Gleiß-Buch als E-Book: Ein Leben mit vielen Seiten. Vor über 20 Jahren schrieb Franz Gleiß ein Buch über seinen Großvater. Es hat das Leben des Hürmers auf den Kopf gestellt. Nun brachte er die 149 Seiten als E-Book heraus.

Von Michael Bouda. Erstellt am 10. Februar 2021 (04:25)
Gleiß liest Gleiß. Franz Gleiß, später langjähriger NÖN-Mitarbeiter, bei der Präsentation seines Buchs „Im Sturmwind“ am 30. November 1999 in Sooß. Das E-Book ist frei zugänglich auf foto-gleiss.at.
privat

NÖN: 1999 hast du mit dem Buch „Im Sturmwind“ deinen Großvater Anton Pugl zum 75er überrascht. Warum hast du dich entschieden, es jetzt als E-Book neu aufzulegen?
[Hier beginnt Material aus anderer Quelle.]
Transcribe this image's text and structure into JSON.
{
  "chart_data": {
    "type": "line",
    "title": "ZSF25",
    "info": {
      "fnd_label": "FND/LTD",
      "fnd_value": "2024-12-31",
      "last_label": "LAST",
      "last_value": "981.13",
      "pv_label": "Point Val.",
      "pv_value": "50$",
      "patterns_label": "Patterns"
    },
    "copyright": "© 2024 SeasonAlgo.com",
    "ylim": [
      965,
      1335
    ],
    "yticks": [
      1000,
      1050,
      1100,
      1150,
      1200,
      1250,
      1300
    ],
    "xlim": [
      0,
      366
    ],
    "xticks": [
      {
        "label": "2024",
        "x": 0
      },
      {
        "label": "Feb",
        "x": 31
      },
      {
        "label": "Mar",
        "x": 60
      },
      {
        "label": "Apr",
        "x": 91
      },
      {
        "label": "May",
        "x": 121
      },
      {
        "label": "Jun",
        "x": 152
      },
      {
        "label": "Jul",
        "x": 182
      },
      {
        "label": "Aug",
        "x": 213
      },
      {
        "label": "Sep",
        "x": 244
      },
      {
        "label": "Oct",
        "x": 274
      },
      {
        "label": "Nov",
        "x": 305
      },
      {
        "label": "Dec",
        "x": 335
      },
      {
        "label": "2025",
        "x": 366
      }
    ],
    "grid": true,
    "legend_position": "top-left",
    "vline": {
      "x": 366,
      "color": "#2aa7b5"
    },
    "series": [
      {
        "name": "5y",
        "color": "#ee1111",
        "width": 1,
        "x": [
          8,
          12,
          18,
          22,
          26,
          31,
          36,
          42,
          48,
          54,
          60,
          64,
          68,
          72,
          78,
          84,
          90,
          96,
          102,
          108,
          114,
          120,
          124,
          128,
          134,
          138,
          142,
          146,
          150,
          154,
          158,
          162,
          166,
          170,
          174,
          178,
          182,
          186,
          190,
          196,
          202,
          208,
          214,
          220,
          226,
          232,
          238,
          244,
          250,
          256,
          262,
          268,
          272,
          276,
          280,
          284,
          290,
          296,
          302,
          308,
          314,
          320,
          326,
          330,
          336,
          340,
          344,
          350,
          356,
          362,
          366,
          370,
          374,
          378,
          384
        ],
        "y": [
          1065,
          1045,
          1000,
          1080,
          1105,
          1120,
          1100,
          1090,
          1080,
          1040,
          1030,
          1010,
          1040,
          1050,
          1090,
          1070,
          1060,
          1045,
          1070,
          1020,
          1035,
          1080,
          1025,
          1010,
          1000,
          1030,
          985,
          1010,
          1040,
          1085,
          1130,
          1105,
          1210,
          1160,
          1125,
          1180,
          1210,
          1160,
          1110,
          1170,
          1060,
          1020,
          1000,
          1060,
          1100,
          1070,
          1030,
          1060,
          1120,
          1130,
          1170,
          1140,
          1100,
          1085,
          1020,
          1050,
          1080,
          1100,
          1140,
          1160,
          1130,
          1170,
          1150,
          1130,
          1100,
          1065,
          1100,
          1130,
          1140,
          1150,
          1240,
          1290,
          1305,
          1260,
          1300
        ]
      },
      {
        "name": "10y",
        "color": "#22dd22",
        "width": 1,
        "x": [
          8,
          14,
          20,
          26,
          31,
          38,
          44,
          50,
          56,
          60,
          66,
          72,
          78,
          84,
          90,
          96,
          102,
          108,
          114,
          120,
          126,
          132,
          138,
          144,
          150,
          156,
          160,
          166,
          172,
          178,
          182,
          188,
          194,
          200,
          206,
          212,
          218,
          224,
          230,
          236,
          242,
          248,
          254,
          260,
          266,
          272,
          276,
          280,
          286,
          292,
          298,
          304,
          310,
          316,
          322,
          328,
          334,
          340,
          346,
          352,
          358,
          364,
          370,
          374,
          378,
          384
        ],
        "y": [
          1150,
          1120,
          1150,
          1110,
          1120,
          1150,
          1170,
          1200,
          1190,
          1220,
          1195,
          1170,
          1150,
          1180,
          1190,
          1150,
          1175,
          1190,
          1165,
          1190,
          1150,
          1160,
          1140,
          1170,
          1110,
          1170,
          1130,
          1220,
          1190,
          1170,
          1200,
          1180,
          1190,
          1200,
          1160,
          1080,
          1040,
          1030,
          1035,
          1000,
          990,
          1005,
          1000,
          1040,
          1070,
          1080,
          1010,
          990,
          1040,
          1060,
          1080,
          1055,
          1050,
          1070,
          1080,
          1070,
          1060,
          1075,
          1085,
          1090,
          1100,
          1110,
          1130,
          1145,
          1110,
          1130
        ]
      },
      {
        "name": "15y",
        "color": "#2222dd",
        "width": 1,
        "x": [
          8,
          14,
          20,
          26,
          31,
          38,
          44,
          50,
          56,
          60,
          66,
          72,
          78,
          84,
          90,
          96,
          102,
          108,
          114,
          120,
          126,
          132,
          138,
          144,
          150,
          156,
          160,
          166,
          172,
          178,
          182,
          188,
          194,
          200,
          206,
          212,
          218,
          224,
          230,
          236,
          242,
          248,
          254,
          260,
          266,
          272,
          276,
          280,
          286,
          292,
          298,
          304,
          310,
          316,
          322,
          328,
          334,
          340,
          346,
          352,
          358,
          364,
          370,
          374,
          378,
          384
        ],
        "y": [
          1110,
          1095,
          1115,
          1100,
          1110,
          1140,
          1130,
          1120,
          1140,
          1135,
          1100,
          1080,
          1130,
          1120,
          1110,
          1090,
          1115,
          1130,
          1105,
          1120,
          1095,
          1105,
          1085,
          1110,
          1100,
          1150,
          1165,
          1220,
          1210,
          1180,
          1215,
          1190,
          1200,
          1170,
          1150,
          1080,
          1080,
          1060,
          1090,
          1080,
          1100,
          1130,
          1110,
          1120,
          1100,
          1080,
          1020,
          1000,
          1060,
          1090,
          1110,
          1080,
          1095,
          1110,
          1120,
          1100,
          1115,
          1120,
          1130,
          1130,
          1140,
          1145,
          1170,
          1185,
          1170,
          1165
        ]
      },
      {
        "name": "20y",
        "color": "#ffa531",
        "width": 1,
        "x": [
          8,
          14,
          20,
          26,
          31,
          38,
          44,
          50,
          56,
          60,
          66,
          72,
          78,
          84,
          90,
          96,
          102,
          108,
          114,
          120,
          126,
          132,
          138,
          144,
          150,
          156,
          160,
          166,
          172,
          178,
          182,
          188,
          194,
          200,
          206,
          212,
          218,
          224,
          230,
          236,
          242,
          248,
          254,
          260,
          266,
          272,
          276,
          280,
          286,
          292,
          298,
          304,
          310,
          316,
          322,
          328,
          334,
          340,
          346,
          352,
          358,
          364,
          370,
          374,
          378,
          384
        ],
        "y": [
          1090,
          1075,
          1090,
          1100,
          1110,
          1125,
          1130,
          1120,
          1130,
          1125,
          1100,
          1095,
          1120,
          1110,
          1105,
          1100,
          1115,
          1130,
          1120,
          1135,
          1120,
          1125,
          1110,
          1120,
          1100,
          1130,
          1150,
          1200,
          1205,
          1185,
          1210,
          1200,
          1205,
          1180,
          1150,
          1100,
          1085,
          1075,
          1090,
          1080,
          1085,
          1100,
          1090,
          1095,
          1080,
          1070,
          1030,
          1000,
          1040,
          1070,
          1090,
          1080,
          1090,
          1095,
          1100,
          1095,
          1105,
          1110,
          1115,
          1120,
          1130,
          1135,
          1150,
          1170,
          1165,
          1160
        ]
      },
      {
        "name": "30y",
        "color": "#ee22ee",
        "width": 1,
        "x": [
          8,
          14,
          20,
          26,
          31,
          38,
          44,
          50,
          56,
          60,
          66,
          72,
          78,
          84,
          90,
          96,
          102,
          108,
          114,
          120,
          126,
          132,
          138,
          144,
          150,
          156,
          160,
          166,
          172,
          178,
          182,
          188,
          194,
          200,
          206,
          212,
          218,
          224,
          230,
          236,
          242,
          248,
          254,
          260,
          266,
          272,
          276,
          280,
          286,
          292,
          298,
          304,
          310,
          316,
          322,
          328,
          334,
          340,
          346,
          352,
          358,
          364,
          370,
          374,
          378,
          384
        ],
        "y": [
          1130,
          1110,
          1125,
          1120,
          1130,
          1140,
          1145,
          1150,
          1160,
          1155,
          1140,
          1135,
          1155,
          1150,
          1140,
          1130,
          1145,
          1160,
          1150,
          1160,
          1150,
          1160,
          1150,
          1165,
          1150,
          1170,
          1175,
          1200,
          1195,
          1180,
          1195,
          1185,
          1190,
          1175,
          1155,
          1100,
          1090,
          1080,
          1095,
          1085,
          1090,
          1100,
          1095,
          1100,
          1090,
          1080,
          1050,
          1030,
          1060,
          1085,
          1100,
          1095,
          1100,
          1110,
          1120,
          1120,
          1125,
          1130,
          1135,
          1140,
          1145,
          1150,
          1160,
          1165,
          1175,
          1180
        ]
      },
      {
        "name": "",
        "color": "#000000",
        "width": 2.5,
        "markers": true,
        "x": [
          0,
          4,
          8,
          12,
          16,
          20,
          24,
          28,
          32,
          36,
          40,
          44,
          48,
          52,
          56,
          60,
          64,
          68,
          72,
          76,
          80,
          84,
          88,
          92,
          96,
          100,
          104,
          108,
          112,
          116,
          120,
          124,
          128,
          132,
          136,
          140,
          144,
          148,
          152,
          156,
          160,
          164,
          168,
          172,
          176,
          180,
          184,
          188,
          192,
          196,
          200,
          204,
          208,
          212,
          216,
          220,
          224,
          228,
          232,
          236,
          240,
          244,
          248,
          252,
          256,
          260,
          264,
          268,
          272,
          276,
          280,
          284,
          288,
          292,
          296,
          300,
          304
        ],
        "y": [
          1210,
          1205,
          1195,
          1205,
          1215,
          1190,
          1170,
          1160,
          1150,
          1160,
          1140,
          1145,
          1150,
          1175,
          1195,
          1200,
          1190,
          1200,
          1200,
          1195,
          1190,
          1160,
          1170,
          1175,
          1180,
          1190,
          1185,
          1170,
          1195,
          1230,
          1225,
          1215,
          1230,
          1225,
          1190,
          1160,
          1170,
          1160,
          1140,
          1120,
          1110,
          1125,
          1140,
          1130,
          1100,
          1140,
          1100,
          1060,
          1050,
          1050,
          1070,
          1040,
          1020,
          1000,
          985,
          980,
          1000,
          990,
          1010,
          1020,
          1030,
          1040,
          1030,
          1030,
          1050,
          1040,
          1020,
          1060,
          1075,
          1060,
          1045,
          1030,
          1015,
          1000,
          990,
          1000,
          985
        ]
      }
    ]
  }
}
Franz Gleiß: Der eigentliche Grund war, dass ich die Datei nicht mehr gefunden habe. Ich habe Disketten entdeckt und mir extra ein externes Diskettenlaufwerk gekauft, die Datei aber nicht gefunden. Also habe ich alles eingescannt und die Originalbilder herausgesucht. Und ich liebe die Herausforderung – zuvor hatte ich noch nie ein E-Book gemacht.
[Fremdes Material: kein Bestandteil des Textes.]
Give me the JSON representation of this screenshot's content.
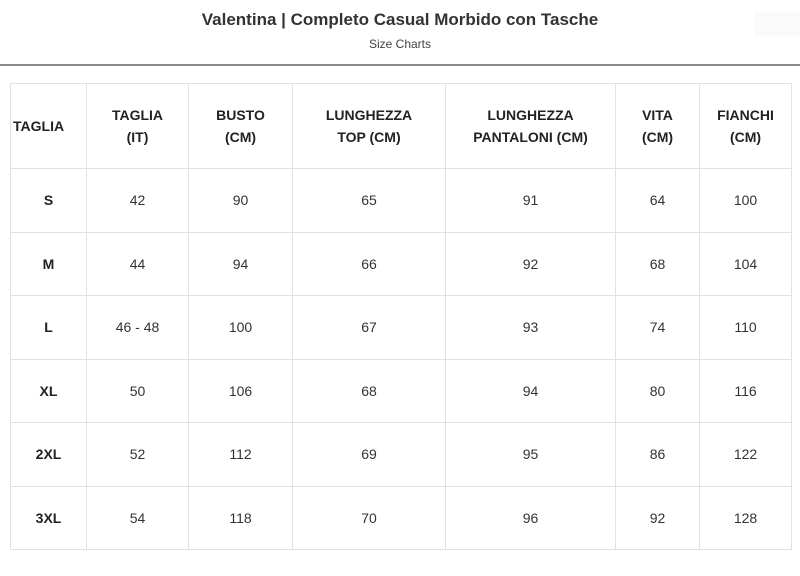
{
  "header": {
    "title": "Valentina | Completo Casual Morbido con Tasche",
    "subtitle": "Size Charts"
  },
  "table": {
    "columns": [
      [
        "TAGLIA"
      ],
      [
        "TAGLIA",
        "(IT)"
      ],
      [
        "BUSTO",
        "(CM)"
      ],
      [
        "LUNGHEZZA",
        "TOP (CM)"
      ],
      [
        "LUNGHEZZA",
        "PANTALONI (CM)"
      ],
      [
        "VITA",
        "(CM)"
      ],
      [
        "FIANCHI",
        "(CM)"
      ]
    ],
    "rows": [
      [
        "S",
        "42",
        "90",
        "65",
        "91",
        "64",
        "100"
      ],
      [
        "M",
        "44",
        "94",
        "66",
        "92",
        "68",
        "104"
      ],
      [
        "L",
        "46 - 48",
        "100",
        "67",
        "93",
        "74",
        "110"
      ],
      [
        "XL",
        "50",
        "106",
        "68",
        "94",
        "80",
        "116"
      ],
      [
        "2XL",
        "52",
        "112",
        "69",
        "95",
        "86",
        "122"
      ],
      [
        "3XL",
        "54",
        "118",
        "70",
        "96",
        "92",
        "128"
      ]
    ]
  }
}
„Das Buch hat mein Leben wirklich komplett verändert.“ Franz Gleiß

Was war damals der Beweggrund, die Lebensgeschichte deines Großvaters festzuhalten?

Als meine Kinder auf die Welt gekommen sind, habe ich mir gedacht, dass ich wahrscheinlich die letzte Generation bin, die noch aus erster Hand Erfahrungsberichte von der Kriegszeit, von der landwirtschaftlichen Arbeitsweise mit dem Pferd vor der Elektrifizierung sammeln kann. Ich habe mir gedacht, ich bin das Bindeglied: Ich kann zum Beispiel meinem Sohn, der IT-Techniker ist, erzählen, wie mein Großvater mit dem Pferd gearbeitet hat.

Wie hat das Buch, die Auseinandersetzung mit der Geschichte deines Großvaters, sich auf dein Leben ausgewirkt?

Das Buch hat mein Leben wirklich komplett verändert. Ich bin nach der Matura 15 Jahre Lastwagen gefahren, nach der Veröffentlichung kam der Kontakt zur NÖN zustande. Ich hatte schon immer gern geschrieben, das konnte ich dann aber als Beruf machen. Trotzdem war es so, dass ich bis jetzt immer nur das gearbeitet habe, was mir Spaß macht – ich bin gerne Lastwagen gefahren und jetzt bin ich gerne Fotograf und gestalte gerne Zeitungen wie die Melker Löwenpost.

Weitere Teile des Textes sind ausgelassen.